Food refusal is not automatically a crisis.
Look at the whole animal. Look at their abdomen. Look at the enclosure conditions. Look for signs of premolt. Then decide whether anything actually needs to change. A lot of the time, the correct response is patience.
Trying to force the issue usually creates more problems than it solves. Don't shove prey in your tarantula’s face, and don’t leave crickets roaming around their enclosure for days. Don’t dig your spider out of their sealed burrow because they skipped a meal.

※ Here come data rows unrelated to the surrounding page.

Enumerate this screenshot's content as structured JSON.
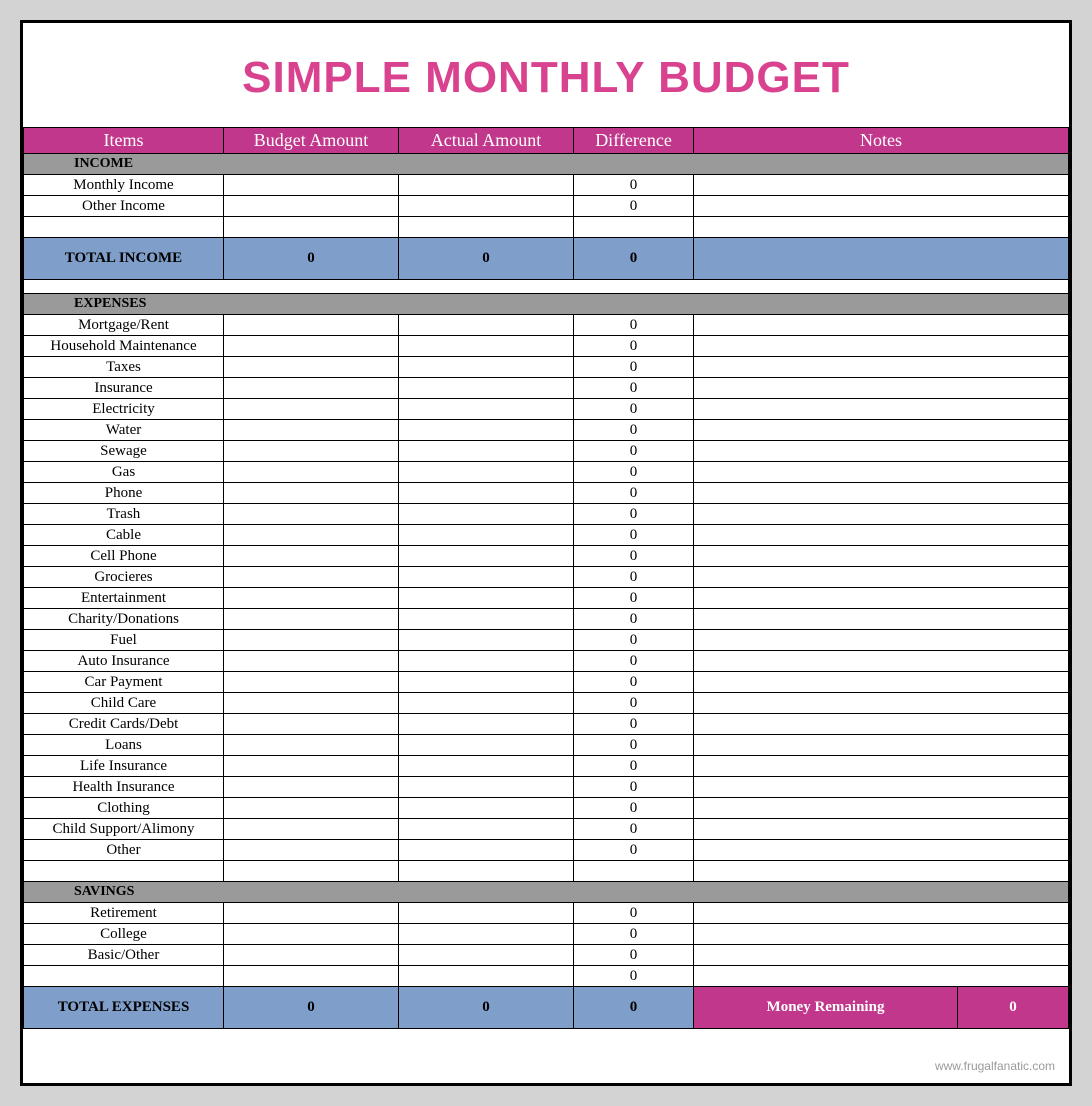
{
  "colors": {
    "page_bg": "#d3d3d3",
    "sheet_bg": "#ffffff",
    "border": "#000000",
    "title": "#d9428f",
    "header_bg": "#c1378b",
    "header_text": "#ffffff",
    "section_bg": "#9a9a9a",
    "total_bg": "#7f9ec9",
    "money_bg": "#c1378b",
    "footer_text": "#9a9a9a"
  },
  "title": "SIMPLE MONTHLY BUDGET",
  "columns": [
    "Items",
    "Budget Amount",
    "Actual Amount",
    "Difference",
    "Notes"
  ],
  "sections": [
    {
      "name": "INCOME",
      "rows": [
        {
          "label": "Monthly Income",
          "budget": "",
          "actual": "",
          "diff": "0",
          "notes": ""
        },
        {
          "label": "Other Income",
          "budget": "",
          "actual": "",
          "diff": "0",
          "notes": ""
        },
        {
          "label": "",
          "budget": "",
          "actual": "",
          "diff": "",
          "notes": ""
        }
      ],
      "total": {
        "label": "TOTAL INCOME",
        "budget": "0",
        "actual": "0",
        "diff": "0",
        "notes": ""
      }
    },
    {
      "name": "EXPENSES",
      "rows": [
        {
          "label": "Mortgage/Rent",
          "budget": "",
          "actual": "",
          "diff": "0",
          "notes": ""
        },
        {
          "label": "Household Maintenance",
          "budget": "",
          "actual": "",
          "diff": "0",
          "notes": ""
        },
        {
          "label": "Taxes",
          "budget": "",
          "actual": "",
          "diff": "0",
          "notes": ""
        },
        {
          "label": "Insurance",
          "budget": "",
          "actual": "",
          "diff": "0",
          "notes": ""
        },
        {
          "label": "Electricity",
          "budget": "",
          "actual": "",
          "diff": "0",
          "notes": ""
        },
        {
          "label": "Water",
          "budget": "",
          "actual": "",
          "diff": "0",
          "notes": ""
        },
        {
          "label": "Sewage",
          "budget": "",
          "actual": "",
          "diff": "0",
          "notes": ""
        },
        {
          "label": "Gas",
          "budget": "",
          "actual": "",
          "diff": "0",
          "notes": ""
        },
        {
          "label": "Phone",
          "budget": "",
          "actual": "",
          "diff": "0",
          "notes": ""
        },
        {
          "label": "Trash",
          "budget": "",
          "actual": "",
          "diff": "0",
          "notes": ""
        },
        {
          "label": "Cable",
          "budget": "",
          "actual": "",
          "diff": "0",
          "notes": ""
        },
        {
          "label": "Cell Phone",
          "budget": "",
          "actual": "",
          "diff": "0",
          "notes": ""
        },
        {
          "label": "Grocieres",
          "budget": "",
          "actual": "",
          "diff": "0",
          "notes": ""
        },
        {
          "label": "Entertainment",
          "budget": "",
          "actual": "",
          "diff": "0",
          "notes": ""
        },
        {
          "label": "Charity/Donations",
          "budget": "",
          "actual": "",
          "diff": "0",
          "notes": ""
        },
        {
          "label": "Fuel",
          "budget": "",
          "actual": "",
          "diff": "0",
          "notes": ""
        },
        {
          "label": "Auto Insurance",
          "budget": "",
          "actual": "",
          "diff": "0",
          "notes": ""
        },
        {
          "label": "Car Payment",
          "budget": "",
          "actual": "",
          "diff": "0",
          "notes": ""
        },
        {
          "label": "Child Care",
          "budget": "",
          "actual": "",
          "diff": "0",
          "notes": ""
        },
        {
          "label": "Credit Cards/Debt",
          "budget": "",
          "actual": "",
          "diff": "0",
          "notes": ""
        },
        {
          "label": "Loans",
          "budget": "",
          "actual": "",
          "diff": "0",
          "notes": ""
        },
        {
          "label": "Life Insurance",
          "budget": "",
          "actual": "",
          "diff": "0",
          "notes": ""
        },
        {
          "label": "Health Insurance",
          "budget": "",
          "actual": "",
          "diff": "0",
          "notes": ""
        },
        {
          "label": "Clothing",
          "budget": "",
          "actual": "",
          "diff": "0",
          "notes": ""
        },
        {
          "label": "Child Support/Alimony",
          "budget": "",
          "actual": "",
          "diff": "0",
          "notes": ""
        },
        {
          "label": "Other",
          "budget": "",
          "actual": "",
          "diff": "0",
          "notes": ""
        },
        {
          "label": "",
          "budget": "",
          "actual": "",
          "diff": "",
          "notes": ""
        }
      ]
    },
    {
      "name": "SAVINGS",
      "rows": [
        {
          "label": "Retirement",
          "budget": "",
          "actual": "",
          "diff": "0",
          "notes": ""
        },
        {
          "label": "College",
          "budget": "",
          "actual": "",
          "diff": "0",
          "notes": ""
        },
        {
          "label": "Basic/Other",
          "budget": "",
          "actual": "",
          "diff": "0",
          "notes": ""
        },
        {
          "label": "",
          "budget": "",
          "actual": "",
          "diff": "0",
          "notes": ""
        }
      ]
    }
  ],
  "grand_total": {
    "label": "TOTAL EXPENSES",
    "budget": "0",
    "actual": "0",
    "diff": "0",
    "money_label": "Money Remaining",
    "money_value": "0"
  },
  "footer": "www.frugalfanatic.com"
}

Just remove the prey, check your husbandry, be patient, and try again later.
Final Thoughts
Feeding is one of the most exciting parts of keeping tarantulas, but it becomes even more interesting when you understand what is actually happening. They are not just biting something and swallowing it. They use venom, muscle, chelicerae, digestive fluids, filtering structures, and a biological pump to turn another animal into a drinkable meal.
That is what makes even a simple feeding response so impressive. Offering a cricket gives you a window into a completely different way of being alive. These animals are not tiny monsters mindlessly crushing bugs. They are specialized predators with a feeding system that has been working for a very, very long time.
And the better we understand that process, the better we can care for them. Appropriate prey size, healthy feeders, proper hydration, stable substrate, and patience all make more sense when you understand how a tarantula actually eats.
That little bolus left behind in the corner is not just their leftovers. It is proof that the whole system worked.